A new short film by Nirvan Mullick could make you rethink what it means to play outside. Caine’s Arcade is a heartwarming true story about a 9-year-old boy who turns his dreams into reality with a couple of cardboard boxes and a roll of packing tape. In a world where children often restrict their play to commercially derived electronic games it’s encouraging to see the creation of games born of imagination and the selfless desire to share fun.
Caine Monroy is a little boy in East Los Angeles who loves to play arcade games. Favoring those that require physical activity and tactile skills over video games he builds an elaborate array of cardboard attractions in an open street-side bay of his father’s auto supply store. Open for business Caine encourages passersby to spend a bucks and play. Perhaps it was that combination of entrepreneurial spirit and naive enthusiasm that drew filmmaker Mullick in to try his luck.
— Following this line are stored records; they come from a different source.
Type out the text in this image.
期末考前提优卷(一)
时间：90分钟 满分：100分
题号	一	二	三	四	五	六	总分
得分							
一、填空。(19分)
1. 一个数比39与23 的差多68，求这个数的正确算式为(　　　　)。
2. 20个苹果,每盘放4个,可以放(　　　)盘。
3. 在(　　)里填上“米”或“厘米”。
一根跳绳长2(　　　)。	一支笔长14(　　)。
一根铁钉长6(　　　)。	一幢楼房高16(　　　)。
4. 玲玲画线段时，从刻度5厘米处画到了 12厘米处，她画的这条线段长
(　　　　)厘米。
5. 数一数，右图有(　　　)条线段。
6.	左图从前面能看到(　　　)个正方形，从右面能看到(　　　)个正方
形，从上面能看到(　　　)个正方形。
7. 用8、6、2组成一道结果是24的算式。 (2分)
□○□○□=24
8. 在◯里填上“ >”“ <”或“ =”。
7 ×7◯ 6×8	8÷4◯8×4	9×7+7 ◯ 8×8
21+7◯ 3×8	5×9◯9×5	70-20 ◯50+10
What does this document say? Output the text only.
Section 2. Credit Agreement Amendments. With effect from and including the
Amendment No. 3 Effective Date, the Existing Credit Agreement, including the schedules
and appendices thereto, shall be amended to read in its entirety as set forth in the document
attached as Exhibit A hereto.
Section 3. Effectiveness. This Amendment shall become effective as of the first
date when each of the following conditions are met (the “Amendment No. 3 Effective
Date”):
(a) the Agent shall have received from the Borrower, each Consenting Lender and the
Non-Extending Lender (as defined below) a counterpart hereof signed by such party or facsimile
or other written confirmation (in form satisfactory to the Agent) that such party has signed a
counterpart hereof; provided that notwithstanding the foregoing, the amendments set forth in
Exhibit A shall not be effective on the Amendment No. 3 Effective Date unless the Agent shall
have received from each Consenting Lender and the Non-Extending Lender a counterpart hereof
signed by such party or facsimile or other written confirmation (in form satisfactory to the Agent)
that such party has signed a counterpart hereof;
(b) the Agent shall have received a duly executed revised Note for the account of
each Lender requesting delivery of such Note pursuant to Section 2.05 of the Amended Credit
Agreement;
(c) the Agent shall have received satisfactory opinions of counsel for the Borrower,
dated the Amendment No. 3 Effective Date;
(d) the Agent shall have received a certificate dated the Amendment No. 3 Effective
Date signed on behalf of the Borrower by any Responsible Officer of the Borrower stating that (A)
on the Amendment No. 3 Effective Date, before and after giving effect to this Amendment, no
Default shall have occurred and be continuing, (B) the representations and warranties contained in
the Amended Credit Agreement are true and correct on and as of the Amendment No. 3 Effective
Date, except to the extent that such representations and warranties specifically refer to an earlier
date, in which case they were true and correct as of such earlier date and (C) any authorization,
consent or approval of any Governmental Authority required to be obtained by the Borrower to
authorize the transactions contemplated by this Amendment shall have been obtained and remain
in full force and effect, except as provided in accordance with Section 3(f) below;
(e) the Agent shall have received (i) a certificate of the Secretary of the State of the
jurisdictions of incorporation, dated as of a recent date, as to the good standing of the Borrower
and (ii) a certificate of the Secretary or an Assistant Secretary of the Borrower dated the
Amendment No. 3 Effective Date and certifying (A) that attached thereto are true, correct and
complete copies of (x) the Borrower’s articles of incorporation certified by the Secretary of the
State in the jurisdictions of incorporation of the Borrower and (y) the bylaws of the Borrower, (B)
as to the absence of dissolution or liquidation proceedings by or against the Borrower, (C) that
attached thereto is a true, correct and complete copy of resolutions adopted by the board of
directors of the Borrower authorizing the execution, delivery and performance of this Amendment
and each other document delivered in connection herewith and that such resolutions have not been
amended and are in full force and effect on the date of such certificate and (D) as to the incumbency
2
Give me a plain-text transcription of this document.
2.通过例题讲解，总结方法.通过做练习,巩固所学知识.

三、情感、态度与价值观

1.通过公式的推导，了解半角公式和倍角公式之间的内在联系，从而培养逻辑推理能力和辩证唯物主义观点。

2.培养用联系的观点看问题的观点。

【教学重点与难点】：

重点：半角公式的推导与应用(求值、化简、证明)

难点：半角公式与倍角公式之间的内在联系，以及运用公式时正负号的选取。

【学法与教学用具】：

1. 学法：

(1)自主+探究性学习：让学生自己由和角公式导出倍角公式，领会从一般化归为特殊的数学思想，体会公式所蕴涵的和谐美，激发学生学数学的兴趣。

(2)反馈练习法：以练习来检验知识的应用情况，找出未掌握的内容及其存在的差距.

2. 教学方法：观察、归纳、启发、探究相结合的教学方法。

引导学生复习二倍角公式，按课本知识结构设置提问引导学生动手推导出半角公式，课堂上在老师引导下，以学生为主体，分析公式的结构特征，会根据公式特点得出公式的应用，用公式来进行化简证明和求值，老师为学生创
“I asked him how much it is to play and he said for one dollar you get four turns,” Mullick says in the film. “But for two dollars you can get a fun pass. Well I asked how many turns do you get for a fun pass? He said 500 turns. I got the fun pass.”
Mullick was so impressed by Caine’s ingenuity that he organized a flash mob to come play the little boy’s games. A big crowd organized over the Internet showed up to join in the fun and truly made his day.
“Is this real life or was I just dreaming?,” Caine said. “But they were real people and they were really playing the games.”
What makes this film so powerful is its utter simplicity. To see this boy so pure of intent in not only his desire to play but to inspire others to come out to play with him is compelling beyond words. We put so much stock in getting kids to play outdoors but we often forget how important it is for children to play outside of themselves. Here Caine brings his imagination into the world to create a reality that he can actually experience. Mullick’s brilliant portrayal of this story is nothing short of magical because it demonstrates that sheer joy is still possible through the power of play.